If something is difficult to unit test, such as stored procedures and user interface, a couple of things happen: First, a subtle prejudice develops against those areas (if they can't be or just aren't tested, they must not be very important). Second, the wrong tool for the job gets used -- SQL finds its way into code instead of living in stored procedures, UI issues are deemed trivial so long as the feature being implemented at least works, etc.

It would be a mistake to argue that unit testing should not be done for these reasons, but there needs to be a greater awareness of the relative importance of other types of testing as well. We should take care not to think we have done a complete job of testing just because we can point to a huge stack of tests that only test one area of an application. Perhaps it would be wise to spend a little less time copying and pasting the same test multiple times and changing one piece of it and a little more time making a comprehensive test plan.

2 comments:

Anonymous said...

I have seen products with tens of thousands of tests that take days of CPU time to run and yet still don't test all of the major features or even test the GUI at all. There is definitely a tendency to value quantity over quality with testing. I think that tendency is driven by the non-technical team members, who don't really know whether or not a test is good or bad, and accelerated by the technical team members, who love quantifiable things.

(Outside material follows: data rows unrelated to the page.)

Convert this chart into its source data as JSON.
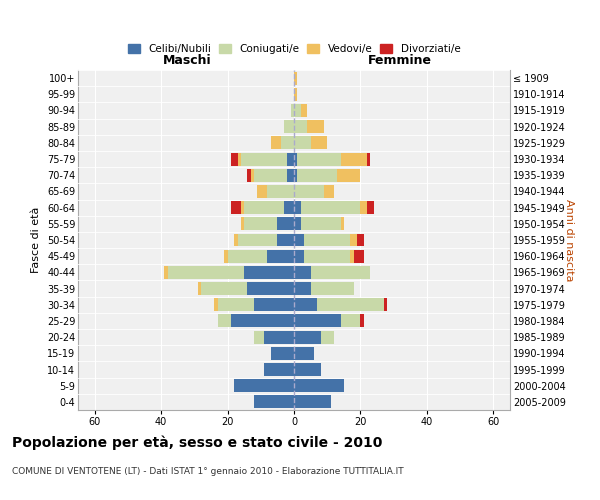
{
  "age_groups": [
    "0-4",
    "5-9",
    "10-14",
    "15-19",
    "20-24",
    "25-29",
    "30-34",
    "35-39",
    "40-44",
    "45-49",
    "50-54",
    "55-59",
    "60-64",
    "65-69",
    "70-74",
    "75-79",
    "80-84",
    "85-89",
    "90-94",
    "95-99",
    "100+"
  ],
  "birth_years": [
    "2005-2009",
    "2000-2004",
    "1995-1999",
    "1990-1994",
    "1985-1989",
    "1980-1984",
    "1975-1979",
    "1970-1974",
    "1965-1969",
    "1960-1964",
    "1955-1959",
    "1950-1954",
    "1945-1949",
    "1940-1944",
    "1935-1939",
    "1930-1934",
    "1925-1929",
    "1920-1924",
    "1915-1919",
    "1910-1914",
    "≤ 1909"
  ],
  "male": {
    "celibi": [
      12,
      18,
      9,
      7,
      9,
      19,
      12,
      14,
      15,
      8,
      5,
      5,
      3,
      0,
      2,
      2,
      0,
      0,
      0,
      0,
      0
    ],
    "coniugati": [
      0,
      0,
      0,
      0,
      3,
      4,
      11,
      14,
      23,
      12,
      12,
      10,
      12,
      8,
      10,
      14,
      4,
      3,
      1,
      0,
      0
    ],
    "vedovi": [
      0,
      0,
      0,
      0,
      0,
      0,
      1,
      1,
      1,
      1,
      1,
      1,
      1,
      3,
      1,
      1,
      3,
      0,
      0,
      0,
      0
    ],
    "divorziati": [
      0,
      0,
      0,
      0,
      0,
      0,
      0,
      0,
      0,
      0,
      0,
      0,
      3,
      0,
      1,
      2,
      0,
      0,
      0,
      0,
      0
    ]
  },
  "female": {
    "nubili": [
      11,
      15,
      8,
      6,
      8,
      14,
      7,
      5,
      5,
      3,
      3,
      2,
      2,
      0,
      1,
      1,
      0,
      0,
      0,
      0,
      0
    ],
    "coniugate": [
      0,
      0,
      0,
      0,
      4,
      6,
      20,
      13,
      18,
      14,
      14,
      12,
      18,
      9,
      12,
      13,
      5,
      4,
      2,
      0,
      0
    ],
    "vedove": [
      0,
      0,
      0,
      0,
      0,
      0,
      0,
      0,
      0,
      1,
      2,
      1,
      2,
      3,
      7,
      8,
      5,
      5,
      2,
      1,
      1
    ],
    "divorziate": [
      0,
      0,
      0,
      0,
      0,
      1,
      1,
      0,
      0,
      3,
      2,
      0,
      2,
      0,
      0,
      1,
      0,
      0,
      0,
      0,
      0
    ]
  },
  "colors": {
    "celibi": "#4472a8",
    "coniugati": "#c8d9a8",
    "vedovi": "#f0c060",
    "divorziati": "#cc2222"
  },
  "title": "Popolazione per età, sesso e stato civile - 2010",
  "subtitle": "COMUNE DI VENTOTENE (LT) - Dati ISTAT 1° gennaio 2010 - Elaborazione TUTTITALIA.IT",
  "xlabel_left": "Maschi",
  "xlabel_right": "Femmine",
  "ylabel_left": "Fasce di età",
  "ylabel_right": "Anni di nascita",
  "xlim": 65,
  "legend_labels": [
    "Celibi/Nubili",
    "Coniugati/e",
    "Vedovi/e",
    "Divorziati/e"
  ],
  "background_color": "#ffffff",
  "plot_bg_color": "#f0f0f0",
  "grid_color": "#ffffff"
}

The problem with defining any numeric goal is that it sets up a reward system, e.g., 100% of the tests pass rewards having no test failures. Humans in general are very good at adapting their behavior to the reward system and geeks in specific are really good at gaming the system. (Cf. http://www.joeindie.com/images/dilbert-minivan.gif)

Anonymous said...

I totally agree. Unit tests are useful for testing paths through your code to make sure you have exercised them, but that doesn't mean that the code does what it's supposed to, it just means you've tried all the ways it doesn't do what it's supposed to. Plus, if the test requires 10 pages of setup to test one case, then testing boundary conditions becomes prohibitively expensive in terms of developer mindshare, if not in terms of test-running time.
All unit tests prove is that the code in question does what the author wanted it to in every case, not that it does so correctly. For that you need integration tests, and functional tests running at the UI level. More effort spent on functional tests like Watir tests will catch bugs that user's care about.